As far as I can tell, the Timestamps for the index generated by iterrows()
are 5 hours behind where they should be in this example:
In [33]: idx = pd.date_range("2010-01-01 00:00:00-0500", freq='D', periods=3)
In [34]: df = pd.DataFrame([1,2,3], index=[idx])
In [35]: df # this looks correct Out[35]: 0 2010-01-01 00:00:00-05:00 1 2010-01-02 00:00:00-05:00 2 2010-01-03 00:00:00-05:00 3
In [36]: [index for index, row in df.iterrows()] # but this looks wrong: Out[36]: [Timestamp('2009-12-31 19:00:00-0500', tz='pytz.FixedOffset(-300)', offset='D'), Timestamp('2010-01-01 19:00:00-0500', tz='pytz.FixedOffset(-300)', offset='D'), Timestamp('2010-01-02 19:00:00-0500', tz='pytz.FixedOffset(-300)', offset='D')]
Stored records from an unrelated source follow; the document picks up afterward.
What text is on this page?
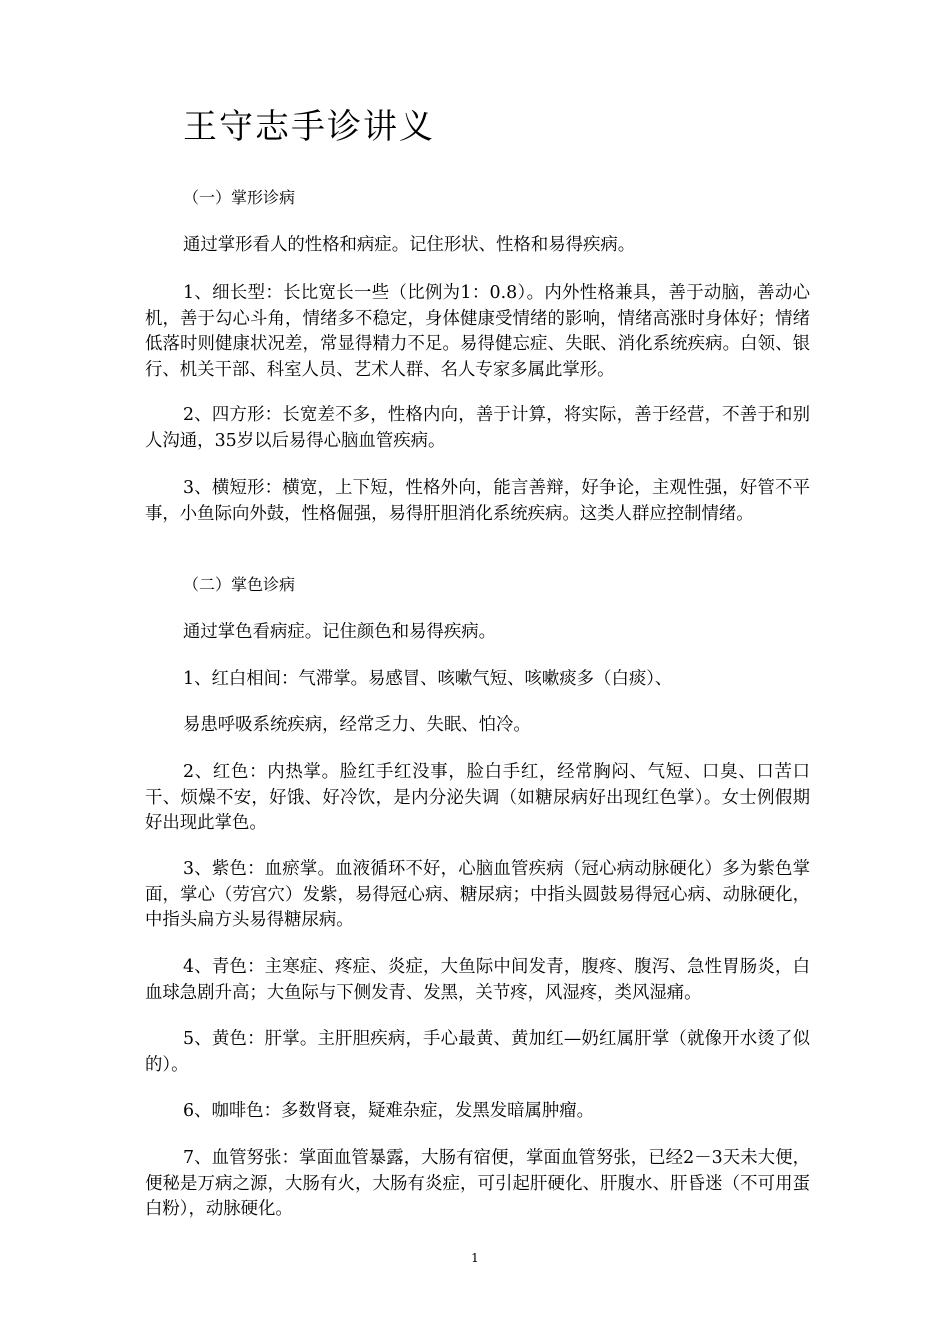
王守志手诊讲义
（一）掌形诊病

通过掌形看人的性格和病症。记住形状、性格和易得疾病。

1、细长型：长比宽长一些（比例为1：0.8）。内外性格兼具，善于动脑，善动心机，善于勾心斗角，情绪多不稳定，身体健康受情绪的影响，情绪高涨时身体好；情绪低落时则健康状况差，常显得精力不足。易得健忘症、失眠、消化系统疾病。白领、银行、机关干部、科室人员、艺术人群、名人专家多属此掌形。

2、四方形：长宽差不多，性格内向，善于计算，将实际，善于经营，不善于和别人沟通，35岁以后易得心脑血管疾病。

3、横短形：横宽，上下短，性格外向，能言善辩，好争论，主观性强，好管不平事，小鱼际向外鼓，性格倔强，易得肝胆消化系统疾病。这类人群应控制情绪。

（二）掌色诊病

通过掌色看病症。记住颜色和易得疾病。

1、红白相间：气滞掌。易感冒、咳嗽气短、咳嗽痰多（白痰）、

易患呼吸系统疾病，经常乏力、失眠、怕冷。

2、红色：内热掌。脸红手红没事，脸白手红，经常胸闷、气短、口臭、口苦口干、烦燥不安，好饿、好冷饮，是内分泌失调（如糖尿病好出现红色掌）。女士例假期好出现此掌色。

3、紫色：血瘀掌。血液循环不好，心脑血管疾病（冠心病动脉硬化）多为紫色掌面，掌心（劳宫穴）发紫，易得冠心病、糖尿病；中指头圆鼓易得冠心病、动脉硬化，中指头扁方头易得糖尿病。

4、青色：主寒症、疼症、炎症，大鱼际中间发青，腹疼、腹泻、急性胃肠炎，白血球急剧升高；大鱼际与下侧发青、发黑，关节疼，风湿疼，类风湿痛。

5、黄色：肝掌。主肝胆疾病，手心最黄、黄加红—奶红属肝掌（就像开水烫了似的）。

6、咖啡色：多数肾衰，疑难杂症，发黑发暗属肿瘤。

7、血管努张：掌面血管暴露，大肠有宿便，掌面血管努张，已经2－3天未大便，便秘是万病之源，大肠有火，大肠有炎症，可引起肝硬化、肝腹水、肝昏迷（不可用蛋白粉），动脉硬化。

1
I would have expected iterrows()
to produce the same indices as this code:
In [38]: [df.index[i] for i in range(len(df))] Out[38]: [Timestamp('2010-01-01 00:00:00-0500', tz='pytz.FixedOffset(-300)', offset='D'), Timestamp('2010-01-02 00:00:00-0500', tz='pytz.FixedOffset(-300)', offset='D'), Timestamp('2010-01-03 00:00:00-0500', tz='pytz.FixedOffset(-300)', offset='D')]
The row.name
is also incorrect:
In [37]: [row.name for index, row in df.iterrows()] Out[37]: [Timestamp('2009-12-31 19:00:00-0500', tz='pytz.FixedOffset(-300)', offset='D'), Timestamp('2010-01-01 19:00:00-0500', tz='pytz.FixedOffset(-300)', offset='D'), Timestamp('2010-01-02 19:00:00-0500', tz='pytz.FixedOffset(-300)', offset='D')]
But all is fine if we use a geographical timezone instead of a pytz.FixedOffset
:
In [47]: idx = pd.date_range("2010-01-01 00:00:00", freq='D', periods=3, tz="America/New_York")
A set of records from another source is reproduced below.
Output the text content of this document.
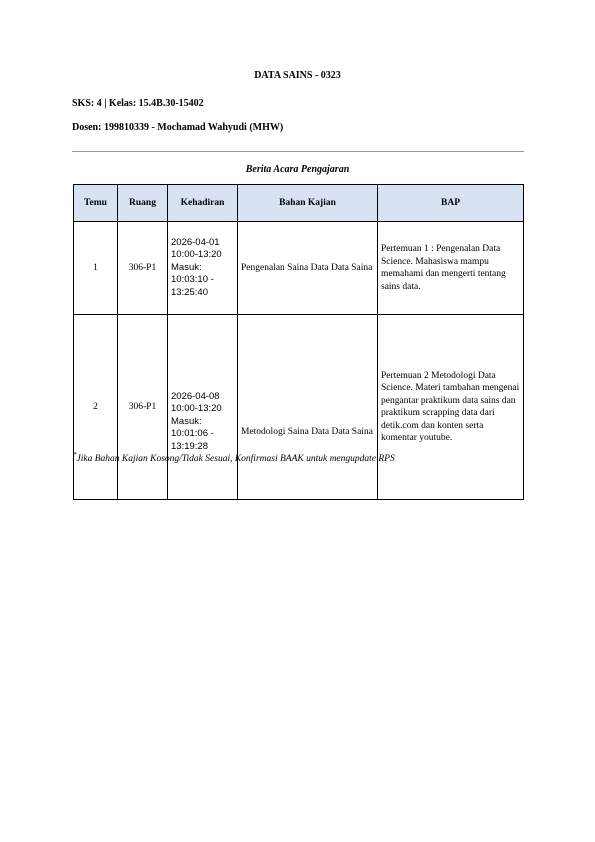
DATA SAINS - 0323
SKS: 4 | Kelas: 15.4B.30-15402
Dosen: 199810339 - Mochamad Wahyudi (MHW)
Berita Acara Pengajaran
Temu	Ruang	Kehadiran	Bahan Kajian	BAP
1	306-P1	2026-04-01
10:00-13:20
Masuk:
10:03:10 -
13:25:40	Pengenalan Saina Data Data Saina	Pertemuan 1 : Pengenalan Data Science. Mahasiswa mampu memahami dan mengerti tentang sains data.
2	306-P1	2026-04-08
10:00-13:20
Masuk:
10:01:06 -
13:19:28	Metodologi Saina Data Data Saina	Pertemuan 2 Metodologi Data Science. Materi tambahan mengenai pengantar praktikum data sains dan praktikum scrapping data dari detik.com dan konten serta komentar youtube.
*Jika Bahan Kajian Kosong/Tidak Sesuai, Konfirmasi BAAK untuk mengupdate RPS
In [48]: df = pd.DataFrame([1,2,3], index=[idx])
In [49]: [index for index, row in df.iterrows()] Out[49]: [Timestamp('2010-01-01 00:00:00-0456', tz='America/New_York', offset='D'), Timestamp('2010-01-02 00:00:00-0456', tz='America/New_York', offset='D'), Timestamp('2010-01-03 00:00:00-0456', tz='America/New_York', offset='D')]
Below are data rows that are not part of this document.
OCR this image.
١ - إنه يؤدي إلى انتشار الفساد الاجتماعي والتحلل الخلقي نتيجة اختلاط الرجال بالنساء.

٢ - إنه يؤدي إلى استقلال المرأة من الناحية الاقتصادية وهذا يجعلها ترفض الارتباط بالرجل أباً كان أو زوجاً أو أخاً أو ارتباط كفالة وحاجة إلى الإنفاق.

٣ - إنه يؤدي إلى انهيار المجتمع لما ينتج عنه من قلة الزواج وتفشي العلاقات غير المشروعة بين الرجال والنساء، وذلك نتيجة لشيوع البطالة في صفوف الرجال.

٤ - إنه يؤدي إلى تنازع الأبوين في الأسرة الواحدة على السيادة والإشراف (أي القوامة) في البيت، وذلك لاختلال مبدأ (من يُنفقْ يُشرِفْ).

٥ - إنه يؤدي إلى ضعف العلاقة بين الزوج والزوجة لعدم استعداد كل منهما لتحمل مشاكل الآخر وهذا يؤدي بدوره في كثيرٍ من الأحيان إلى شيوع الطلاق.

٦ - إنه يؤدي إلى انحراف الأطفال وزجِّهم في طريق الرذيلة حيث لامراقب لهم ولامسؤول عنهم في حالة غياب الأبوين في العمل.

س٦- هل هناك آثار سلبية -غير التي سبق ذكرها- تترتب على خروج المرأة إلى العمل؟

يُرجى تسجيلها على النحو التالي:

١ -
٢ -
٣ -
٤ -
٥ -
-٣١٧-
In [50]: df Out[50]: 0 2010-01-01 00:00:00-04:56 1 2010-01-02 00:00:00-04:56 2 2010-01-03 00:00:00-04:56 3
Forgive me if I am using Pandas incorrectly!
Versions:
In [51]: pd.show_versions()
INSTALLED VERSIONS
------------------
commit: None
python: 2.7.8.final.0
python-bits: 64
OS: Linux
OS-release: 3.16.0-25-generic
machine: x86_64
processor: x86_64
byteorder: little
LC_ALL: None
LANG: en_GB.UTF-8
pandas: 0.15.1
nose: 1.3.4
Cython: 0.21.1
numpy: 1.8.2
scipy: 0.14.0
statsmodels: None
IPython: 2.3.1
sphinx: 1.2.3
patsy: None
dateutil: 2.2
pytz: 2014.10
bottleneck: 0.6.0
tables: 3.1.1
numexpr: 2.4
matplotlib: 1.4.2
openpyxl: 1.8.6
xlrd: 0.9.2
xlwt: 0.7.5
xlsxwriter: None
lxml: 3.3.6
bs4: None
html5lib: 0.999
httplib2: 0.9
apiclient: None
rpy2: 2.3.8
sqlalchemy: None
pymysql: None
psycopg2: None
(it goes without saying that I'm a huge fan of Pandas!)